Volis : les volis ou chandelles se produisent naturellement avec le vieillissement des arbres ou lors de tempête. Le volis produit une cassure du tronc et une mort de l'arbre sur pied, sans déracinement. Terme utilisé pour désigner chez un arbre brisé la partie de la tige qui est tombée au sol. Ce phénomène naturel permet d'offrir des opportunités de colonisation à de nombreuses espèces qui vivent ou nichent dans des cavités, comme le picvert.



BÛCHERONNAGE ET SÉCURITÉ :

Certaines interventions en forêt sont considérées comme travaux dangereux et nécessitent prudence, précautions et protections. Sont considérés comme dangereux, entre autres, les travaux avec des machines, les travaux avec une tronçonneuse, l’abattage, la mise à terre d’arbres encroués (arbre enchevêtré dans un autre à la suite d'une chute), le façonnage des bois déracinés (dégagement des chablis), le débardage, l’escalade des arbres et le travail dans les cimes ainsi que le travail en terrain escarpé. On n’exécute des travaux forestiers dangereux que si les secours sont assurés.
Ci-dessous deux brochures en PDF de la SUVA (Caisse nationale suisse d’assurance en cas d’accidents. Sécurité au travail) sur le travail en forêt :

Travaux en forêt: une affaire de pros.
Sécurité lors de l'exploitation des chablis.
• Promouvoir le métier de bûcheron par : Les concours de bûcheronnage.  


PUBLICATIONS :




BOIS DE CHAUFFAGE ET MARCHAND - PRIX MOYENS DE BOIS SUR PIED : AUTOMNE - HIVER 2016

Le haut de la fourchette concerne les ventes de petits lots à des particuliers. Important : il existe de fortes différences en fonction des régions et de la situation (proximité d’une grosse agglomération, facilité d’accès, relief, végétation adventice, dispersion des bois…) et de la qualité des coupes (houppiers, taillis, baliveaux, proportion de bois durs, chablis).
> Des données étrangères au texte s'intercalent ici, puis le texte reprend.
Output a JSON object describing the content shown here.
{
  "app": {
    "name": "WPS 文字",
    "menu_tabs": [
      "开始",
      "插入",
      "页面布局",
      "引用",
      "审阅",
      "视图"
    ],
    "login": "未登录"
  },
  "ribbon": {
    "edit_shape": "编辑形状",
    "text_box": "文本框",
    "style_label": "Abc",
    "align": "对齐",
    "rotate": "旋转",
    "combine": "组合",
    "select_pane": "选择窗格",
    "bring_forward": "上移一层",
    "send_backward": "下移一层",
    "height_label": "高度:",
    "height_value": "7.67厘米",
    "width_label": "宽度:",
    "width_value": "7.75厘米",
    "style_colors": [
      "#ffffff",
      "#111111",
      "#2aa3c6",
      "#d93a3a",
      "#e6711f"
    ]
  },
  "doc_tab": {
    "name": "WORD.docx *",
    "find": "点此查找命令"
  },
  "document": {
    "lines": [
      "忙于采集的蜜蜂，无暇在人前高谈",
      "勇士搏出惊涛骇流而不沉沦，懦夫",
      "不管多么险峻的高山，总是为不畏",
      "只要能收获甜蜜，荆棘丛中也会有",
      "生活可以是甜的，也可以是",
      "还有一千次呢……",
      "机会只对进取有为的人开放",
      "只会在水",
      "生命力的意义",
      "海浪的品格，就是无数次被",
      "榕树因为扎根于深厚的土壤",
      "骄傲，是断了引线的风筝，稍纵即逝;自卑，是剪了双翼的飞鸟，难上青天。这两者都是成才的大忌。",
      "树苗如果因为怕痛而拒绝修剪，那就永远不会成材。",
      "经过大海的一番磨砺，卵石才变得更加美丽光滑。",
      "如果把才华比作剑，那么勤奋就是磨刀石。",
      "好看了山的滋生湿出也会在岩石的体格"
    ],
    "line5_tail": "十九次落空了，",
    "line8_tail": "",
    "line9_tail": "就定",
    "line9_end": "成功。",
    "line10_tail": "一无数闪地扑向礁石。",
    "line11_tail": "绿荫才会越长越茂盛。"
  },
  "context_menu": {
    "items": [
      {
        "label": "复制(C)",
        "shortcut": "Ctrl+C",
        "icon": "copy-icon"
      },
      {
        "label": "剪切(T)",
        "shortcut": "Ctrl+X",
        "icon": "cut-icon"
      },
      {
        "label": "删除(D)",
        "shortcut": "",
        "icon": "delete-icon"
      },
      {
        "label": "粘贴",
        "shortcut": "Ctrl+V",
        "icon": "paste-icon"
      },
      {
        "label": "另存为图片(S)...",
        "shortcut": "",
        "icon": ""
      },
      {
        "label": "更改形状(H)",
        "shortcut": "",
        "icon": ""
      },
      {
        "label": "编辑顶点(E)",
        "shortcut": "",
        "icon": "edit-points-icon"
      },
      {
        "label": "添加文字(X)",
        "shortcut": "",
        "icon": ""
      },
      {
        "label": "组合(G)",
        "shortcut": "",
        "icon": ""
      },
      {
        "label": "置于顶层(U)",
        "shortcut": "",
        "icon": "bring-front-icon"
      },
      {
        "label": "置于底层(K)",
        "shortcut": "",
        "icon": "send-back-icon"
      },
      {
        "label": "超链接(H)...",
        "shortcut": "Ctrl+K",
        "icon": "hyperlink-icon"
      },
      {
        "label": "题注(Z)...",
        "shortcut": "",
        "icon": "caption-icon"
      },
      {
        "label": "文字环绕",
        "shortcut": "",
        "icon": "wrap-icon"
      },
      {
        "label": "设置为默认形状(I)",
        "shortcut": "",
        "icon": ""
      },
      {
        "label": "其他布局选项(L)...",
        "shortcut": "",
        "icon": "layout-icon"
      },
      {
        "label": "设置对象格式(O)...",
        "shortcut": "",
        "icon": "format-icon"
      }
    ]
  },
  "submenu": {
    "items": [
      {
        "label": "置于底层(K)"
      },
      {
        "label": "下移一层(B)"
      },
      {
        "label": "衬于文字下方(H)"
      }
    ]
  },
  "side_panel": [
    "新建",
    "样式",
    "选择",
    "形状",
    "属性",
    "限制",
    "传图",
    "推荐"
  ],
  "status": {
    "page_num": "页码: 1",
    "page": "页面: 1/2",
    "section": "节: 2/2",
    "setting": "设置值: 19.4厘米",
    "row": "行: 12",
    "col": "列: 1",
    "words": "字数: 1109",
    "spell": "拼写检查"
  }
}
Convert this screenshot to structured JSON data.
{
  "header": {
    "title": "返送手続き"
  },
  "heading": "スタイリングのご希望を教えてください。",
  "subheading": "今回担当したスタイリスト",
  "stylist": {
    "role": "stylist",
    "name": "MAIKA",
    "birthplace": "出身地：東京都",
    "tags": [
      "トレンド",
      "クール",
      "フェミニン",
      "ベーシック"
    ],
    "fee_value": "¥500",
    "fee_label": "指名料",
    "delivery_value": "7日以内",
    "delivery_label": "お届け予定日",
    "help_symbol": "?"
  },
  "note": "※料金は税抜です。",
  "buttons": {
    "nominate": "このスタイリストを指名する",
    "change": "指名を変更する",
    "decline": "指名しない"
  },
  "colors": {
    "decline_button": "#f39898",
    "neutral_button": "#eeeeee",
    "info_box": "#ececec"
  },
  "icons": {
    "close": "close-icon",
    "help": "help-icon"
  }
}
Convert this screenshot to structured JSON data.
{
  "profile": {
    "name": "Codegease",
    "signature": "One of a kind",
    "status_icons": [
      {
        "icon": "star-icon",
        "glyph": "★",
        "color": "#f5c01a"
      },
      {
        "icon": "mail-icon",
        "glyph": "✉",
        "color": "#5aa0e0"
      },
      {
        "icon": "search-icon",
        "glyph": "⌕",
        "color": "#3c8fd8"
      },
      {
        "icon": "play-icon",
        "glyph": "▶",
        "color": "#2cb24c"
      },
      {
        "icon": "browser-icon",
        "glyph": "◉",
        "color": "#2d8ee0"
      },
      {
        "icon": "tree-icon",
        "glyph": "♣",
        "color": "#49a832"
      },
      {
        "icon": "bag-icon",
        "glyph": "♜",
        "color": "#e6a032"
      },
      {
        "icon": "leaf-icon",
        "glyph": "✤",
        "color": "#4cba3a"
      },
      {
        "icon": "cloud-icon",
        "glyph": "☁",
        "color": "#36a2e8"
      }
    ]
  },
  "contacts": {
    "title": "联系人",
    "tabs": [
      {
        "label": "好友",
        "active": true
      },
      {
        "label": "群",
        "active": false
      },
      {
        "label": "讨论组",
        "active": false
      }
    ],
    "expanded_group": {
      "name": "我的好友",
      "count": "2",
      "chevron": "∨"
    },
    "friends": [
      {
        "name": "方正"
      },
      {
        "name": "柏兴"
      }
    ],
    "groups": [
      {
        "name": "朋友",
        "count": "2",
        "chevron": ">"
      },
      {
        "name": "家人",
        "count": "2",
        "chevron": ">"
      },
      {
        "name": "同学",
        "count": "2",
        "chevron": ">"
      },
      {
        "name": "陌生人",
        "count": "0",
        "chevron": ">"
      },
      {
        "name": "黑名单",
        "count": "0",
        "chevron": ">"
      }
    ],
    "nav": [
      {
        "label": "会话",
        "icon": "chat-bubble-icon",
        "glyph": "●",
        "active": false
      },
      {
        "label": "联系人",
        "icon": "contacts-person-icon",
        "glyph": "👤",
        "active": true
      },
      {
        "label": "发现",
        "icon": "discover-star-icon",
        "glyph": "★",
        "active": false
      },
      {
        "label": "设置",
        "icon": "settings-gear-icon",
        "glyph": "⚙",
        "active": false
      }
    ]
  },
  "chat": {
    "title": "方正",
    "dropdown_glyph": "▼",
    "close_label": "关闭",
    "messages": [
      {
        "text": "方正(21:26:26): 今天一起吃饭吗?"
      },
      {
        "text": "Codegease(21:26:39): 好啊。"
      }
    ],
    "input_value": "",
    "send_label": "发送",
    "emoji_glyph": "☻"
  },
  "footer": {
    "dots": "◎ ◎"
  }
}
Les prix ci-dessous sont donnés pour des conditions d'exploitation aisées (terrain plat ou en légère pente, facilement accessible, sans contrainte spéciale d'abattage, ...).

• Bois de chauffage : 10-20 €/stère (Wallonie) ; 12-30 €/stère (Région flamande) ;
• Baliveaux (70-100 cm de circonférence) : 20-30 €/m3.
• Chêne industriel (100-149 cm de circonférence) : 23-30 €/m3 (510 kg/m3)
• Hêtre industriel (100-149 cm de circonférence) : 25-30 €/m3 (578 kg/m3)
• Frêne industriel (100-149 cm de circonférence) : 45-65 €/m3

• Prix moyen bois de chauffage marchand, coupé, fendu, 1 mètre, essences G1-G2-G3, PCI 2000 à 1600 kWh/m3 apparent, bois H1 inférieur ou égal à 20% humidité, prêt à l'emploi.
    - En vrac : 40 à 80 € le m3 apparent (= 1 stère).
    - En caisses, casiers, emballages : 60 à 120 € le m3 apparent (= 1 stère).

VENTES PUBLIQUES DE BOIS DE CHAUFFAGE ET MARCHAND :



Quelles sont les meilleures essences pour du bois de chauffage ?
• Les plus performantes, par ordre décroissant : le charme, les chênes (pédonculé, sessile, tauzin et pubescent), les frênes, les érables, les ormes, les chênes méditerranéens (vert et liège), les bouleaux de montagne, le hêtre, l’olivier.
• Les essences intéressantes bien que moins performantes : le châtaignier, le robinier (l’acacia), les fruitiers cultivés ou sauvages (alisier, sorbier, merisier…), certains eucalyptus, le peuplier tremble, les saules à larges feuilles, les bouleaux de zones humides.
• Les moins performantes : les résineux (épicéas, sapins, pins, cèdres, cyprès, mélèzes…), les tilleuls, les noyers, les aulnes, les autres saules (à feuilles étroites) et peupliers, le platane.
• Bon à savoir : les meilleurs essences pour obtenir une braise abondante et de qualité : frênes, chênes, olivier, et dans une moindre mesure, robinier (acacia), orme, noyer, hêtre, érables, châtaignier, bouleau et charme.